Since its discovery in 1954, there have been almost no recorded cases of tuberculosis becoming resistant to the antibiotic drug D-cycloserine (DCS) in patients. With resistance to many other drugs on the rise, a team of Crick researchers set out to find out why DCS has evaded resistance for so long.
Model of the antibiotic D-cycloserine (DCS).
In a new study, published in Nature Communications, they showed that chances of the mutations required to resist the drug are incredibly rare – 1 in 100,000,000,000 – and these mutations also make it difficult for the bacteria to survive and spread. These results can be used in antibiotic drug discovery programmes to select and predict antibiotics that are able to evade resistance.
In recent decades, the number of antibiotic-resistant infections has increased dramatically and Mycobacterium tuberculosis, a bacterium that causes tuberculosis in humans, is known to have developed resistance to almost all drugs in clinical practice.
One of the core second-line treatments for multi-drug resistant tuberculosis is the antibiotic D-cycloserine (DCS). It inhibits two essential proteins called Alr and Ddl, which kills the bacterium. Until very recently, there have been no recorded causes of mutations leading to DCS resistance in the clinic and it is the only antibiotic that has evaded bacterial resistance for seven decades.
In the joint study, scientists investigated why M. tuberculosis fails to become resistant to DCS. They studied how the bacteria grows and propagates in vitro, inside human macrophages and in mice.
Their findings support previous studies that sole source of resistance to DCS stem from mutations of Alr. While DCS inhibits both proteins, the primarily mechanism of bacterial death is through the inhibition of Ddl and not Alr. These mutations can lead to the overexpression of Alr, where more copies of the protein are produced to cope with the stress of the antibiotic. Alternately, the antibiotic is less able to inhibit the mutated proteins and the bacteria becomes resistant.

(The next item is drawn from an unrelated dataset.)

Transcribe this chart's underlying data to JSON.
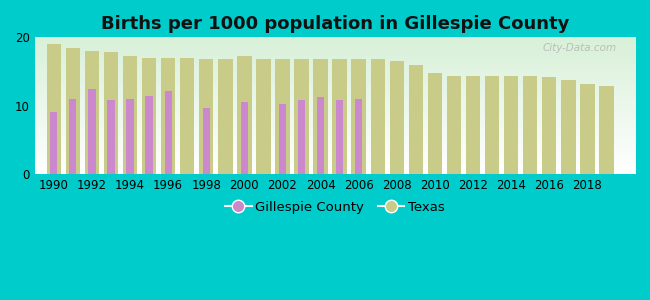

“However, mutations in this region of the bacteria are not very feasible” explains Dimitrios Evangelopoulos, postdoc at the Crick and co-lead author of the paper. “Overexpression is quite toxic and energy intensive for the bacteria, and it has to struggle to maintain this resistance. Although there is no significant cost to the fitness of the mutations in vitro, because of the abundance of nutrients for energy, the mutations have a much higher fitness cost in human cells and in mice. These less fit mutations are less likely to be able to propagate in the population during an infection.”
The team is eager for these results to be incorporated into antibiotic drug discovery programmes. “Factors contributing to DCS resistance-evasion are highly attractive features” says Crick group leader Luiz Pedro Carvalho, senior author of the paper. “And from the results of this study, it seems that developing drugs that can inhibit more than one essential protein is the most practical route to resistance-evading antibiotics.”
He is also hopeful that these results will be useful for prescription methods for TB patients. “Using analytical tools, our findings can improve drug resistant patient management. If a doctor knows what mutations their patient's strain of TB has, they can screen for and identify drugs that the bacterium is likely be susceptible to.”